The small size of these instruments has a very important effect: it reduces the effect of the air loading. This means that, if I measured the membrane's modes and inserted the results in another table, they would more closely represent the Bessel functions of the theoretical ideal than does the large membrane shown in Table 2, and so produce less musical, tonally enharmonic overtones. Consequently, manufacturers will load the membrane with materials such as gum or even sticky rice laced with minerals. Once applied, these stiffen the drumhead and add weight, increasing the frequencies of the partials until they more closely resemble harmonics. If a single application is insufficient, it's likely that multiple layers will be added until the desired tonality is achieved.
At this point, you might feel that I've described everything necessary to synthesize the sound of the pitched membranophone, but sadly, this is not the case. Just as in the discussion of the acoustic guitar, the relative amplitudes of the modes that you hear will depend upon the position from which you're listening to the drum. This is because each of the modes possesses a different radiation pattern. So, while in one position you may hear lots of 2,1 and very little 3,1 mode, in another position the situation could be reversed. This means that, at any given moment, no two listeners hear precisely the same sound.

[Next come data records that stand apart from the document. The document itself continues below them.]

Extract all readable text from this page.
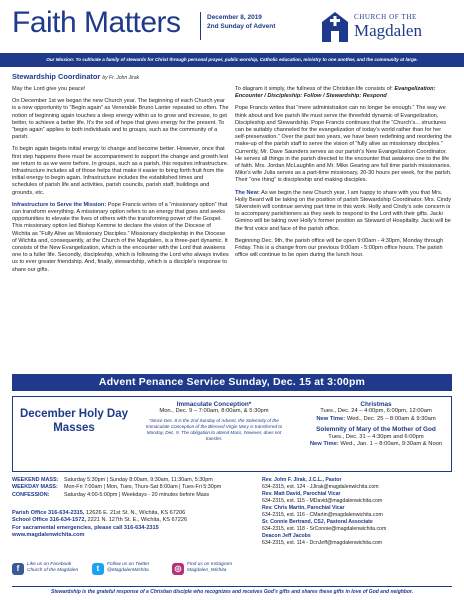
Faith Matters	December 8, 2019
2nd Sunday of Advent
CHURCH OF THE
Magdalen
Our Mission: To cultivate a family of stewards for Christ through personal prayer, public worship, Catholic education, ministry to one another, and the community at large.
Stewardship Coordinator by Fr. John Jirak

May the Lord give you peace!

On December 1st we began the new Church year. The beginning of each Church year is a new opportunity to “Begin again” as Venerable Bruno Lanter repeated so often. The notion of beginning again touches a deep energy within us to grow and increase, to get better, to achieve a better life. It’s the soil of hope that gives energy for the present. To “begin again” applies to both individuals and to groups, such as the community of a parish.

To begin again begets initial energy to change and become better. However, once that first step happens there must be accompaniment to support the change and growth lest we return to as we were before. In groups, such as a parish, this requires infrastructure. Infrastructure includes all of those helps that make it easier to bring forth fruit from the initial energy to begin again. Infrastructure includes the established times and schedules of parish life and activities, parish councils, parish staff, buildings and grounds, etc.

Infrastructure to Serve the Mission: Pope Francis writes of a “missionary option” that can transform everything. A missionary option refers to an energy that goes and seeks opportunities to elevate the lives of others with the transforming power of the Gospel. This missionary option led Bishop Kemme to declare the vision of the Diocese of Wichita as “Fully Alive as Missionary Disciples.” Missionary discipleship in the Diocese of Wichita and, consequently, at the Church of the Magdalen, is a three-part dynamic. It consists of the New Evangelization, which is the encounter with the Lord that awakens one to a fuller life. Secondly, discipleship, which is following the Lord who always invites us to ever greater friendship. And, finally, stewardship, which is a disciple’s response to share our gifts.

To diagram it simply, the fullness of the Christian life consists of: Evangelization: Encounter / Discipleship: Follow / Stewardship: Respond

Pope Francis writes that “mere administration can no longer be enough.” The way we think about and live parish life must serve the threefold dynamic of Evangelization, Discipleship and Stewardship. Pope Francis continues that the “Church’s... structures can be suitably channeled for the evangelization of today’s world rather than for her self-preservation.” Over the past two years, we have been redefining and reordering the make-up of the parish staff to serve the vision of “fully alive as missionary disciples.” Currently, Mr. Dave Saunders serves as our parish’s New Evangelization Coordinator. He serves all things in the parish directed to the encounter that awakens one to the life of faith. Mrs. Jordan McLaughlin and Mr. Mike Gearing are full time parish missionaries. Mike’s wife Julia serves as a part-time missionary, 20-30 hours per week, for the parish. Their “one thing” is discipleship and making disciples.

The New: As we begin the new Church year, I am happy to share with you that Mrs. Holly Beard will be taking on the position of parish Stewardship Coordinator. Mrs. Cindy Silverstein will continue serving part time in this work. Holly and Cindy’s sole concern is to accompany parishioners as they seek to respond to the Lord with their gifts. Jacki Gimino will be taking over Holly’s former position as Steward of Hospitality. Jacki will be the first voice and face of the parish office.

Beginning Dec. 9th, the parish office will be open 9:00am - 4:30pm, Monday through Friday. This is a change from our previous 9:00am - 5:00pm office hours. The parish office will continue to be open during the lunch hour.

Advent Penance Service Sunday, Dec. 15 at 3:00pm
December Holy Day Masses
Immaculate Conception*
Mon., Dec. 9 – 7:00am, 8:00am, & 5:30pm
*Since Dec. 8 is the 2nd Sunday of Advent, the Solemnity of the Immaculate Conception of the Blessed Virgin Mary is transferred to Monday, Dec. 9. The obligation to attend Mass, however, does not transfer.
Christmas
Tues., Dec. 24 – 4:00pm, 6:00pm, 12:00am
New Time: Wed., Dec. 25 – 8:00am & 9:30am
Solemnity of Mary of the Mother of God
Tues., Dec. 31 – 4:30pm and 6:00pm
New Time: Wed., Jan. 1 – 8:00am, 9:30am & Noon
WEEKEND MASS: Saturday 5:30pm | Sunday 8:00am, 9:30am, 11:30am, 5:30pm
WEEKDAY MASS: Mon-Fri 7:00am | Mon, Tues, Thurs-Sat 8:00am | Tues-Fri 5:30pm
CONFESSION:	Saturday 4:00-5:00pm | Weekdays - 20 minutes before Mass
Parish Office 316-634-2315, 12626 E. 21st St. N., Wichita, KS 67206
School Office 316-634-1572, 2221 N. 127th St. E., Wichita, KS 67226
For sacramental emergencies, please call 316-634-2315
www.magdalenwichita.com
f	Like us on Facebook
Church of the Magdalen	t	Follow us on Twitter
@MagdalenWichita	◎	Find us on Instagram
Magdalen_Wichita
Rev. John F. Jirak, J.C.L., Pastor
634-2315, ext. 124 - JJirak@magdalenwichita.com
Rev. Matt David, Parochial Vicar
634-2315, ext. 115 - MDavid@magdalenwichita.com
Rev. Chris Martin, Parochial Vicar
634-2315, ext. 116 - CMartin@magdalenwichita.com
Sr. Connie Bertrand, CSJ, Pastoral Associate
634-2315, ext. 118 - SrConnie@magdalenwichita.com
Deacon Jeff Jacobs
634-2315, ext. 114 - DcnJeff@magdalenwichita.com
Stewardship is the grateful response of a Christian disciple who recognizes and receives God’s gifts and shares these gifts in love of God and neighbor.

This is particularly apparent in the open air, whereas a concert hall will reduce the differences in perceived sound by bouncing the partials around its walls and other surfaces. Unfortunately, as discussed in Synth Secrets Part 22 (see SOS February 2001) this leads to other problems, as the room imposes its own modes upon the sound generated by the instrument.
Finally, before you can synthesize the sound of pitched membranophones, it's important to consider one more aspect that defines their sounds: the performance. Some drums, when hit harder, initially produce a higher pitch than they do when hit softly. This is largely a consequence of the fourth factor described earlier: ie. that the membrane appears slightly smaller at higher amplitudes than it does at lower amplitudes. However, this is far less relevant to a kettle drum than it is to other drums. This is because the air modes within the cavity act as stabilisers, forcing the oscillations to the equilibrium frequencies determined by their interactions with the membrane modes. This means that, when considering the striking force, only the amplitude of the resulting sound is important, not the frequency or harmonic spectrum.
Nonetheless, most pitched membranophones can be played over a small range of frequencies. On Eastern instruments, the player controls this by exerting pressure on the membrane with the palm of the playing hand. On timpani, the tuning mechanism is pedal-operated, and offers a range of approximately half an octave. So when you come to synthesize the pitched membranophones, you need to incorporate a way to change the pitch smoothly over a small range. However, given that I've now run out of space, that will have to wait until next month.